Luc Besson, Larger Than Life

02/22/2010 2:00 PM |

2010 is already off to a busy start for Luc Besson. District 13: Ultimatum and From Paris With Love, both of which he helped to write and produce, were released on the same day earlier this month. I Love You Phillip Morris, which he executive produced, is slated for a March release, and several other films have release dates in his native France but are still awaiting international distribution. Initially known as a director of visually stylish films, Besson has recast his image since breaking onto the scene with Le Dernier Combat (1983) and reaching international fame with Nikita (1990), Léon (1994) and The Fifth Element (1997). The controversial, genre-bending auteur has eased off of directing and become increasingly active working behind-the-scenes for other directors. Besson formed EuropaCorp in 2000, and has since been involved with over seventy films as a producer, more than twenty of which he contributed to as a writer. This career shift challenges a traditional auteurist approach to understanding Besson’s prolific body of work, as his directorial output is now quantitatively minor in comparison to his other projects. However, perhaps it speaks to the ongoing relevance of auteurist criticism that one can always find traces of his presence, in spite of Besson not always being the only proverbial cook in the kitchen.

The struggle of individuals to maintain their autonomy, in worlds (however realistic and/or fantastic) that discourage individualism, are at the heart of Besson’s films. “The rules of society can hurt you but not cannot destroy you,” he said in an interview in The Observer Review, “because you know that’s not what life is about.” His characters are outcasts, dreamers, and loners—hitmen, punks, cabbies, down on their luck con men, thieves, and even the occasional extreme free diver (an autobiographical nod to Besson’s childhood dream)—but, in their own way, they are all artists, and he identifies with them as such. Such sympathies are fitting, considering Besson’s own self-made entry into the motion picture industry while still a teenager. After a diving accident deprived him of the possibility of ever going pro, he made a list of things he found pleasurable, all of which had to do with the visual and narrative arts. The obvious convergence of these interests, in Besson’s mind, was cinema. Having dropped out of high school, he forced his way onto movie sets and learned everything from the bottom up, eventually convincing family and friends to invest in several short films that were his first efforts as a director.

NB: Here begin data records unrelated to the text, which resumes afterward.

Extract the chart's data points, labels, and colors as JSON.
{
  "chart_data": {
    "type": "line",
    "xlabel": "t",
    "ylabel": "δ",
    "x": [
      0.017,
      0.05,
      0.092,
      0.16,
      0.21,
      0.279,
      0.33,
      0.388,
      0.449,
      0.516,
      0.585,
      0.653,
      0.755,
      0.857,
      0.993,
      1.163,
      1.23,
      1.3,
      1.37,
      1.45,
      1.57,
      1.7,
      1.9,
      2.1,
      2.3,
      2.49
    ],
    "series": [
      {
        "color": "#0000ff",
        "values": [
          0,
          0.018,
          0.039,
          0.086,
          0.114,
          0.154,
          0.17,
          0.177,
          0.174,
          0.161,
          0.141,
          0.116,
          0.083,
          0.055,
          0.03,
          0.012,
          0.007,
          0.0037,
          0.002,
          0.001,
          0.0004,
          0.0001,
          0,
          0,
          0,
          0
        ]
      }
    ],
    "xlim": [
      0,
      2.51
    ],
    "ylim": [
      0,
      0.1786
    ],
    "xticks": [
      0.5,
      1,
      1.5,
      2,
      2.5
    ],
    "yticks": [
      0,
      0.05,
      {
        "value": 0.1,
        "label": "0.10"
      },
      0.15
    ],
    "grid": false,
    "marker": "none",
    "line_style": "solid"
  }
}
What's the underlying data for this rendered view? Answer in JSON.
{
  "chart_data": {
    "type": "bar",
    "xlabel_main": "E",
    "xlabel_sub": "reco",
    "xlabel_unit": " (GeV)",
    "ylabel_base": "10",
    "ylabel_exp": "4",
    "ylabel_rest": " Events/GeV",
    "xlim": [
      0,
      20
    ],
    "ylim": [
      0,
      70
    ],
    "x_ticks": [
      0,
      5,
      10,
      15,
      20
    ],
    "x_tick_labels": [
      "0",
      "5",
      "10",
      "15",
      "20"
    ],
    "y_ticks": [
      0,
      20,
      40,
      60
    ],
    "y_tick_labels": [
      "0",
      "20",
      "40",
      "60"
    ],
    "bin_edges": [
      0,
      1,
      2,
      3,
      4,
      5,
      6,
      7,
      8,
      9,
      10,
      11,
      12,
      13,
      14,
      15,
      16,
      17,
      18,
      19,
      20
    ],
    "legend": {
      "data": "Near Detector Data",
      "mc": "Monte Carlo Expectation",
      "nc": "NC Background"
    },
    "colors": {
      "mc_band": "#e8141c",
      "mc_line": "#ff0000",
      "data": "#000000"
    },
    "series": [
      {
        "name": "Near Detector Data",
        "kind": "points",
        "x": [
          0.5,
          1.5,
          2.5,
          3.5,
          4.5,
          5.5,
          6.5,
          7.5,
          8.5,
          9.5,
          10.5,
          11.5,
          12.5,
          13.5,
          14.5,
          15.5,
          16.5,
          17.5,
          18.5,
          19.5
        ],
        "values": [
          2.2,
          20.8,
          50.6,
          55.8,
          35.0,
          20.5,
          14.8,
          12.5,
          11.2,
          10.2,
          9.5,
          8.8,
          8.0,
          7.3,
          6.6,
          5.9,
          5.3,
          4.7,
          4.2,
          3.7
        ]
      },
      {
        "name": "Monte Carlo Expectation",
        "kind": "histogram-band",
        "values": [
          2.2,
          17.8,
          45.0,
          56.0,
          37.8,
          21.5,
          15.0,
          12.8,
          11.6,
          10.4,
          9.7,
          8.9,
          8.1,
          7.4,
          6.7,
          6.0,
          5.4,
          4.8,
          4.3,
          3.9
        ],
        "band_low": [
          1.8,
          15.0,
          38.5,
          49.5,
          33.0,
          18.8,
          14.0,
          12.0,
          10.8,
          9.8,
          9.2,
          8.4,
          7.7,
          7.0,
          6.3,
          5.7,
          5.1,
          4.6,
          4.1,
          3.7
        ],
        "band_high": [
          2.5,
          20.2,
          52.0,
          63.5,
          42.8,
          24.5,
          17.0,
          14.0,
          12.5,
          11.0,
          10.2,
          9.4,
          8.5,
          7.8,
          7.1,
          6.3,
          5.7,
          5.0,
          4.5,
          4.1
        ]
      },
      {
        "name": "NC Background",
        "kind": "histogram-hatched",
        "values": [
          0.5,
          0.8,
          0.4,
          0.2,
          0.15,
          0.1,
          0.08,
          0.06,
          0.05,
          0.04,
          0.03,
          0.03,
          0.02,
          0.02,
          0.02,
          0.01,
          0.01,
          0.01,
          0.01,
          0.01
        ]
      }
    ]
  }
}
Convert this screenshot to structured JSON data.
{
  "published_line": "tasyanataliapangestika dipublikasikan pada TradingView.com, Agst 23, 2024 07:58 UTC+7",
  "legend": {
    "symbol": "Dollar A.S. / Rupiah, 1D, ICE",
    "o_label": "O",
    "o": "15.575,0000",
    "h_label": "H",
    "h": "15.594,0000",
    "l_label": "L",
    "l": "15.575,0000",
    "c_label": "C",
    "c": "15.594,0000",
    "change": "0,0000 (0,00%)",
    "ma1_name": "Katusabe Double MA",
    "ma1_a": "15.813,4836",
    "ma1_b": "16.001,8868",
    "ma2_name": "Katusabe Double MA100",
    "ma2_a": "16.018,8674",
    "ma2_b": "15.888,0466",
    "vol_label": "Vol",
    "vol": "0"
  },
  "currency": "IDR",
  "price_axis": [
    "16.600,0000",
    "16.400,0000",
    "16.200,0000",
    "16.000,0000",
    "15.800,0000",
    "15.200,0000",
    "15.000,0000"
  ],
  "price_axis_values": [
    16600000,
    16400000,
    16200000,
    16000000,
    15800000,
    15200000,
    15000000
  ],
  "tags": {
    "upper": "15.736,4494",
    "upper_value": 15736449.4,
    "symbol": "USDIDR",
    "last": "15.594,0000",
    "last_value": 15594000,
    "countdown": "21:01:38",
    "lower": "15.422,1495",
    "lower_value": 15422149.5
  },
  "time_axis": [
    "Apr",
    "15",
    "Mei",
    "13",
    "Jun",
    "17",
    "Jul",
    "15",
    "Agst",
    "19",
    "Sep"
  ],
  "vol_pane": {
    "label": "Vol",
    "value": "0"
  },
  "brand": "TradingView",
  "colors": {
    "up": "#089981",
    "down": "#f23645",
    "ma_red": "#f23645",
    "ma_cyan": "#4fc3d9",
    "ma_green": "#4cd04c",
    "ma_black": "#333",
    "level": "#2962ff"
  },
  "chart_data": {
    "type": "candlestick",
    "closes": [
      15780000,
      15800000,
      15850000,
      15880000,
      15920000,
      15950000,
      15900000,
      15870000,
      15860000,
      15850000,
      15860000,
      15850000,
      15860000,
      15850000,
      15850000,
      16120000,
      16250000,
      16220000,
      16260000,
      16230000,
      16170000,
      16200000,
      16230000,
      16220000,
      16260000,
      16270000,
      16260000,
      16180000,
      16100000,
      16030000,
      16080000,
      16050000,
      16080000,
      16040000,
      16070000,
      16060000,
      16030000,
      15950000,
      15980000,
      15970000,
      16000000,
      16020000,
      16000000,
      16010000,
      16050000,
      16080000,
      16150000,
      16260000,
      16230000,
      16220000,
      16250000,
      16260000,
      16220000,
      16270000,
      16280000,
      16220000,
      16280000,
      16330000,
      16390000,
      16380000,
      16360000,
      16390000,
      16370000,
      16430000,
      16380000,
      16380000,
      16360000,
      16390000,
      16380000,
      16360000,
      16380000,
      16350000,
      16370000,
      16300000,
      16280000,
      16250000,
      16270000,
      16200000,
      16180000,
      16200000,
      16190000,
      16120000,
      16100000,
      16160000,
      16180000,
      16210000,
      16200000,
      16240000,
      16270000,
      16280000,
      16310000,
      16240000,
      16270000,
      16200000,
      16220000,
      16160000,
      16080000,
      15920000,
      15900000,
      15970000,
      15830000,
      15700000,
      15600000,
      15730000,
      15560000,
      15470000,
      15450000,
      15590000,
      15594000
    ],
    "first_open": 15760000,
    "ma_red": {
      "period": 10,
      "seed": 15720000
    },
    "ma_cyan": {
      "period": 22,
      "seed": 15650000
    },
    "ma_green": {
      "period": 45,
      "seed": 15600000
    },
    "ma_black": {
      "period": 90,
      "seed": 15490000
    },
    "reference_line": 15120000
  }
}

In this same way, Besson was able to fund his first feature, the dystopic Le Dernier Combat (1983). An audacious, uncompromising debut—its opening shot is of a sex doll deflating beneath a desperate man—it’s an experimental sci-fi narrative shot in black-and-white CinemaScope, without dialogue. Set in a wasteland of abandoned factories and lifeless deserts, a world in which water is scarce and the sky rains dead fish, Le Dernier Combat‘s tapestry-like narrative concerns scavengers doing whatever is necessary to survive. The film still remains among Besson’s most impressive works to date, exemplifying his epic imagination, impeccable ‘Scope compositions, inventive genre reconstructions, and flair for visual storytelling that emphasizes action over dialogue.